Cool electoral college calculators
No matter how many popular votes a candidate gets, he needs more electoral votes to win the presidency, a fact that the 2000 race made all too clear. This time around a number of sites have put together fantastic interactive features to help readers better understand the electoral process and select which candidate is likely to come out on top in electoral votes.
Here's a look at some of the more innovative and useful sites:
Electoral Vote Predictor 2004
This site tracks who is likely to win the most electoral votes -- and thus the election -- based on the latest state-by-state polls. As new state polls are released, the maps, spreadsheets, tables, graphs, and movies are updated. The site is run by a Kerry supporter, but the site shows no indications of bias -- at times Kerry has been in front, and at times Kerry. A very useful site packed with tons of data.
Boston.com Electoral Vote Tracker
Boston.com offers an interactive map that looks at the battleground states. The states leaning to Bush and Kerry are marked -- it's up to you to decide who you think will win the tossup states. As you select your picks, the electoral vote totals increase until you have picked your winner. In a nice touch, it includes audio analysis from Boston Globe reporter Patrick Healy.
270towin.com
Another site focusing on the electoral vote, this one offers an interactive map that lets users project of how each state will vote and manipulate outcomes in each state to view possible national outcomes for the election. The site also includes election results from every presidential race since the first one in 1789. You can also save the results of your predictions for 2004 and adjust next time you return. For those who get really into this, there's a downloadable desktop version. The site is offered as a public service by the creators of myrateplan.com.
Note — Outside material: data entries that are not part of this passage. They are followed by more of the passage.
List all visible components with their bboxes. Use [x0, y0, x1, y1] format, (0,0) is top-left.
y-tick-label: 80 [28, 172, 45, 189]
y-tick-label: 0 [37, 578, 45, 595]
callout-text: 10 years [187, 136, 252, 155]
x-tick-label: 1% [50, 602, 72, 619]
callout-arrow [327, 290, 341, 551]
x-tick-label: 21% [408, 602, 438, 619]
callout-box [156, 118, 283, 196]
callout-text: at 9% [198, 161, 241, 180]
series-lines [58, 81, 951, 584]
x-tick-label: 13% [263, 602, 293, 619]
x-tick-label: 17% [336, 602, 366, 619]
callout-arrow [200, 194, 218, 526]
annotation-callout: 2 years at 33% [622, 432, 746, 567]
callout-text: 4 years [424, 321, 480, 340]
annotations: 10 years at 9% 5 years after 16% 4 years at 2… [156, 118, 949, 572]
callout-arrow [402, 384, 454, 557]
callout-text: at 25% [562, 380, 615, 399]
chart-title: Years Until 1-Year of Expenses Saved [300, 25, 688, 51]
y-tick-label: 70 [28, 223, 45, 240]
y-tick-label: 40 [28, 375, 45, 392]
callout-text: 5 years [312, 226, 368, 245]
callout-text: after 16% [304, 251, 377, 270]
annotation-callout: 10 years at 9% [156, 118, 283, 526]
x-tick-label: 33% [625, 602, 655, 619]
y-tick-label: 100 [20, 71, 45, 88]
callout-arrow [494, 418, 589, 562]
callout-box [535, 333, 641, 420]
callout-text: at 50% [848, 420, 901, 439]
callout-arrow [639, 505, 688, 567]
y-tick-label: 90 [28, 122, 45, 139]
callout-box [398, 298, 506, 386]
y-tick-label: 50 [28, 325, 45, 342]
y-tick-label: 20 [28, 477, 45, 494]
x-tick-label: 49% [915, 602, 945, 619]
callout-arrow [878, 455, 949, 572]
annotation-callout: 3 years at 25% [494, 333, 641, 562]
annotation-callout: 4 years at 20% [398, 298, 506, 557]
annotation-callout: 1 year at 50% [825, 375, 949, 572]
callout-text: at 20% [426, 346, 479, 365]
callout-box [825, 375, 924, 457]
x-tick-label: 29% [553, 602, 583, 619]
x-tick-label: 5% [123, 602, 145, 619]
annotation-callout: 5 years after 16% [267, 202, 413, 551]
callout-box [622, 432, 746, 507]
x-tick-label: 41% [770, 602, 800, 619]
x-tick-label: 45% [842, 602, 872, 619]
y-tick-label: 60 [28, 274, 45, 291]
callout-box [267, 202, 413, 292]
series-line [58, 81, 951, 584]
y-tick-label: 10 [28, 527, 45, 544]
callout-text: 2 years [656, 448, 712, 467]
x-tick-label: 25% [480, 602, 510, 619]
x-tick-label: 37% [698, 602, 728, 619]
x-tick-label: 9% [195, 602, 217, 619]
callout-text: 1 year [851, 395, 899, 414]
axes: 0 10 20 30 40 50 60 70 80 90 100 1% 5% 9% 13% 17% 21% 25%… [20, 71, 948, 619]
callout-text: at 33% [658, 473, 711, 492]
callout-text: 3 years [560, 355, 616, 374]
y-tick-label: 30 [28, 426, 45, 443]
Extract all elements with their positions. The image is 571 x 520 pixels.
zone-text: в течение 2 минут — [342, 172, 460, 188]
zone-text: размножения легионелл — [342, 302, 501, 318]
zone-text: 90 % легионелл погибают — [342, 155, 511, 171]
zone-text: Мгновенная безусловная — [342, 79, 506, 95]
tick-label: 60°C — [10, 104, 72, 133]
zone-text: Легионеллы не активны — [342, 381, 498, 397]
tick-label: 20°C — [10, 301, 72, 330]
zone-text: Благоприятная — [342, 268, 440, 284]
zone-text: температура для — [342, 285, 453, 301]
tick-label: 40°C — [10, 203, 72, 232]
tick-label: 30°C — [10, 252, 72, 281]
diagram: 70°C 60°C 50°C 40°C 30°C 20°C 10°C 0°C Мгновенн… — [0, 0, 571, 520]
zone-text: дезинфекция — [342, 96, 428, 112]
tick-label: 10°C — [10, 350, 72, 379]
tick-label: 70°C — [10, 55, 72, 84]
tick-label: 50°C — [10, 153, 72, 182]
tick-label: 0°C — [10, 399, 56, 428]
PowerReporting.com Electoral college calculator
PowerReporting.com's Bill Dedman offers an electoral college calculator that also let's you try different scenarios in Excel. You change the winner of any state, and the electoral math changes along with you. There are fancier ones on the Web, but this one shows actual votes from 2000 and the winners in each state in 2000 and 1996, and battleground states are marked.
WSJ Electoral College Calculator
Another calculator that lets users pick the states they think each candidate will win and adds up electoral votes. This one is Web based and offers an easy way to analyze past data to see how states historically have voted -- Shift-Click a state to view both a state's past election returns (1980 - 2000) and the outlook for this year's election. You can use this information to try to predict the winning party for each state in 2004.
Latimes.com's electoral vote tracker
One of the first ones, which CyberJournalist.net reported on earlier this year in this post, the latimes.com's vote tracker combines the best of both concepts, letting you see who's ahead in the latest polls in each state by mousing over the states, and then select who you think will win state-by-state. The package also links to a Flash map from their Tribune colleages at the South Florida Sun-Sentinel showing the complete history of results for U.S. presidential elections.